What do you think of
Daron Acemoglu?
Since he is a mainstream economist at MIT, I should be inclined to take a critical stance to be consistent with my themes. Acemoglu has written so
many papers that I do not feel that I can have a comprehensive view. Maybe I should read up on the summary that must have accompanied his 2005 John Bates Clark medal.
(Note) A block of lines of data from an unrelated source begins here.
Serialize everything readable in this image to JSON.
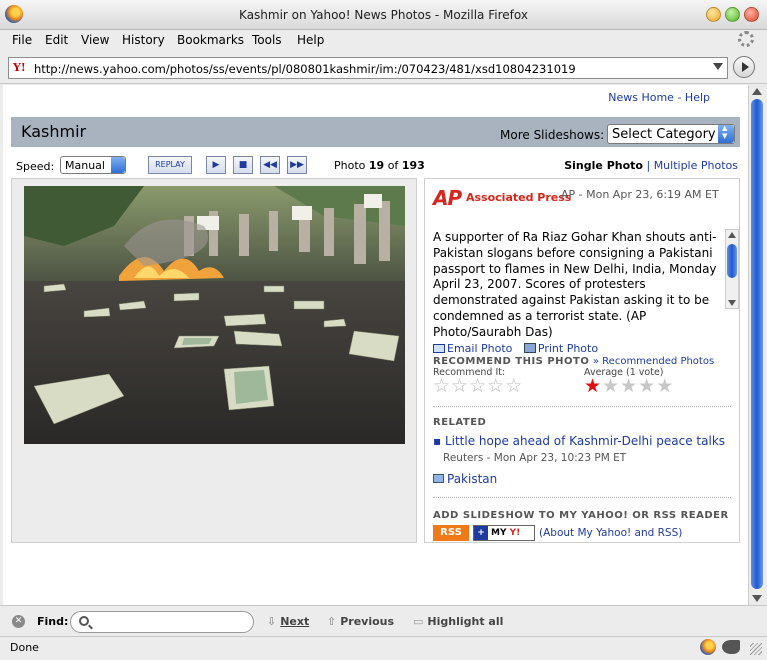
{
  "window": {
    "title": "Kashmir on Yahoo! News Photos - Mozilla Firefox"
  },
  "menu": [
    "File",
    "Edit",
    "View",
    "History",
    "Bookmarks",
    "Tools",
    "Help"
  ],
  "address": {
    "favicon_text": "Y!",
    "url": "http://news.yahoo.com/photos/ss/events/pl/080801kashmir/im:/070423/481/xsd10804231019"
  },
  "toplinks": {
    "home": "News Home",
    "sep": "-",
    "help": "Help"
  },
  "header": {
    "title": "Kashmir",
    "more_label": "More Slideshows:",
    "select_value": "Select Category"
  },
  "controls": {
    "speed_label": "Speed:",
    "speed_value": "Manual",
    "replay": "REPLAY",
    "photo_label": "Photo",
    "photo_num": "19",
    "of_label": "of",
    "photo_total": "193",
    "single": "Single Photo",
    "sep": "|",
    "multiple": "Multiple Photos"
  },
  "info": {
    "ap_logo": "AP",
    "ap_name": "Associated Press",
    "date": "AP - Mon Apr 23, 6:19 AM ET",
    "caption": "A supporter of Ra Riaz Gohar Khan shouts anti-Pakistan slogans before consigning a Pakistani passport to flames in New Delhi, India, Monday April 23, 2007. Scores of protesters demonstrated against Pakistan asking it to be condemned as a terrorist state. (AP Photo/Saurabh Das)",
    "email": "Email Photo",
    "print": "Print Photo",
    "recommend_title": "RECOMMEND THIS PHOTO",
    "recommended_link": "» Recommended Photos",
    "recommend_it": "Recommend It:",
    "average": "Average (1 vote)",
    "average_rating": 1,
    "rating_max": 5,
    "related_title": "RELATED",
    "related_link": "Little hope ahead of Kashmir-Delhi peace talks",
    "related_source": "Reuters - Mon Apr 23, 10:23 PM ET",
    "pakistan": "Pakistan",
    "add_title": "ADD SLIDESHOW TO MY YAHOO! OR RSS READER",
    "rss": "RSS",
    "my_yahoo": "MY",
    "my_yahoo_y": "Y!",
    "about": "(About My Yahoo! and RSS)"
  },
  "findbar": {
    "label": "Find:",
    "input_value": "",
    "next": "Next",
    "previous": "Previous",
    "highlight": "Highlight all"
  },
  "status": {
    "text": "Done"
  },
  "colors": {
    "link": "#1f3b9f",
    "header_band": "#a8b3bf",
    "ap_red": "#d8261c",
    "star_on": "#e01010",
    "rss": "#f07a18"
  }
}
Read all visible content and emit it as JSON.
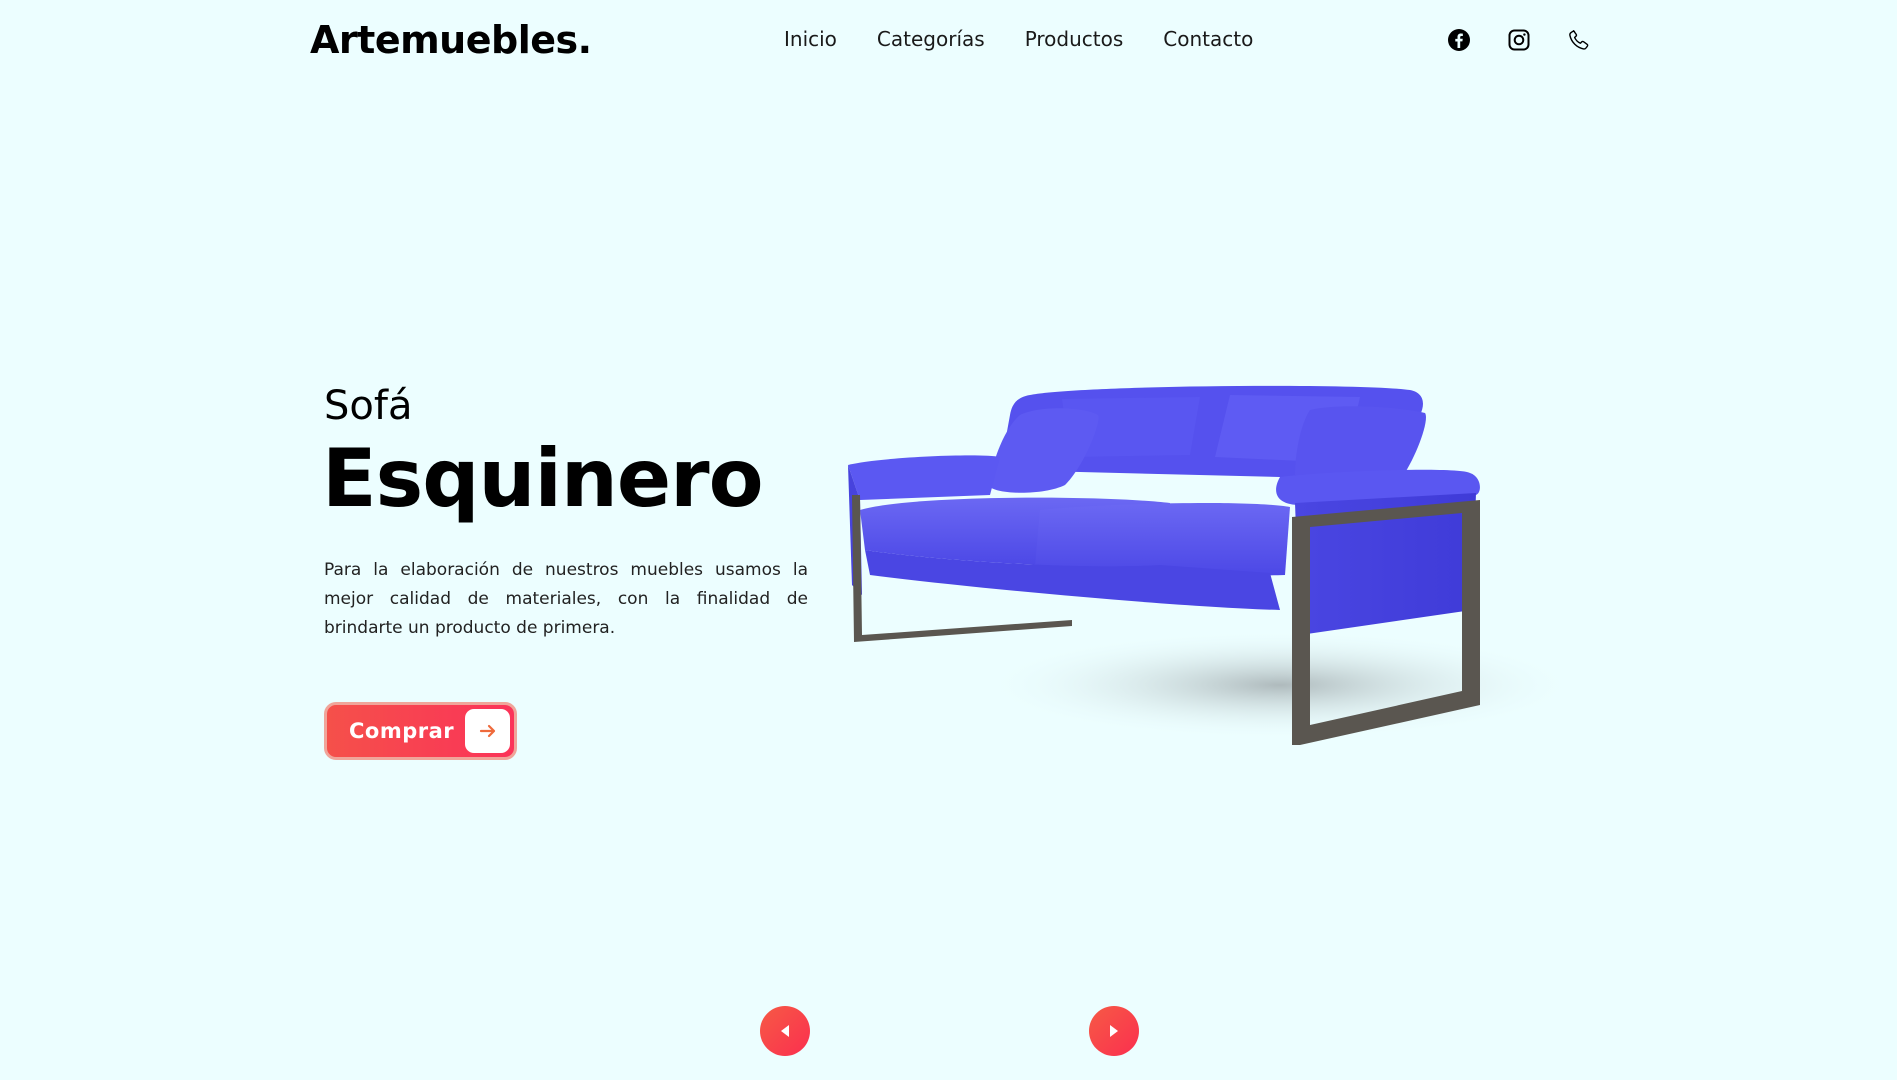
{
  "brand": {
    "logo": "Artemuebles."
  },
  "nav": {
    "items": [
      {
        "label": "Inicio"
      },
      {
        "label": "Categorías"
      },
      {
        "label": "Productos"
      },
      {
        "label": "Contacto"
      }
    ]
  },
  "social": {
    "icons": [
      "facebook-icon",
      "instagram-icon",
      "phone-icon"
    ]
  },
  "hero": {
    "subtitle": "Sofá",
    "title": "Esquinero",
    "description": "Para la elaboración de nuestros muebles usamos la mejor calidad de materiales, con la finalidad de brindarte un producto de primera.",
    "cta_label": "Comprar"
  },
  "colors": {
    "background": "#ecfeff",
    "accent_start": "#f5504a",
    "accent_end": "#fb3359",
    "sofa": "#5450ec"
  }
}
Acemoglu writes on political economy and political science topics I think of interest - for example, power, coercion, social networks, innovation, governance, and economic development. The conclusions he and his colleagues reach are not necessarily a whitewash of capitalism. I've been trying to read, for example, Glenn Ellison and Alexander Wolitzky's paper,
"A Search Cost Model of Obfuscation", in which more-or-less competitive firms deliberately put clauses hard to understand in contracts, thereby making it difficult to compare products and to obtain, for example, payouts on warranties, insurance, etc. Most of the papers I've read by Acemoglu and his colleages seem to tell just-so stories with game theory, a branch of mathematics I think can be fascinating. Empirical accounts can be used to illustrate the theories, but I wonder whether the theories are passing potentially falsifying tests. As an exemplar, I take Acemoglu, Egorov, and Sonin's accounts of incidents in the history of the Soviet Politburo in their 2008
Review of Economic Studies paper, "Coalition Formation in Non-Democracies".